Due to a volatile economic situation, the market for Initial Public Offerings has cooled considerably in recent days. Six out of 12 companies scheduled for IPOs this month had postponed them as of Wednesday morning, according to PricewaterhouseCoopers.
The about-face surfaced after investor confidence plummeted due to stock market fluctuations and controversy over the national debt.
After a quiet stretch for public offerings during the recession and ensuing months of slow economic growth, the U.S. IPO market strengthened during the first half of 2011, when 79 companies completed IPOs generating a total of $24.3 billion, PricewaterhouseCoopers reported. That was more than double the amount raised a year ago, when 70 IPOs generated $9.4 billion in the first half of 2010, and many observers suggested IPO activity could return to pre-recession levels this year.

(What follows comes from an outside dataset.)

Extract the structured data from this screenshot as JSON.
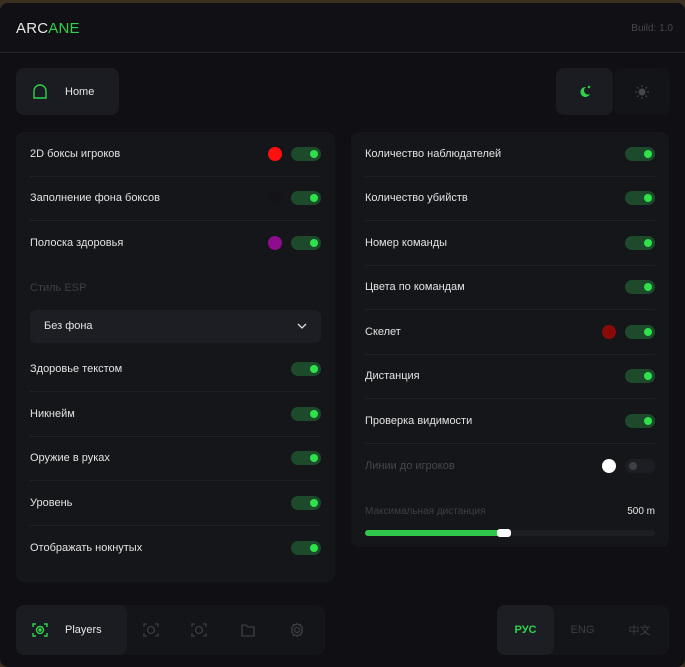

But now all bets are off. Disruptions in the overall market and a variety of recent macroeconomic events may present considerable challenges for companies looking to execute an IPO in the coming months,” said Henri Leveque, leader of PricewaterhouseCooper capital markets and accounting advisory practice, in a news release.
“The summer months, particularly August, are typically a slower time for IPO activity, so it will remain to be seen how quickly market stability and confidence returns and whether those companies waiting in the wings will move forward with their IPO plans come September,” Leveque said.
One indicator of investors appetite for IPOs is the S&P 500 Volatility Index, which surpassed 47 Tuesday, after declining during the past year to about 15, PricewaterhouseCoopers said. During October 2008, when IPO activity plummeted, the score was 89.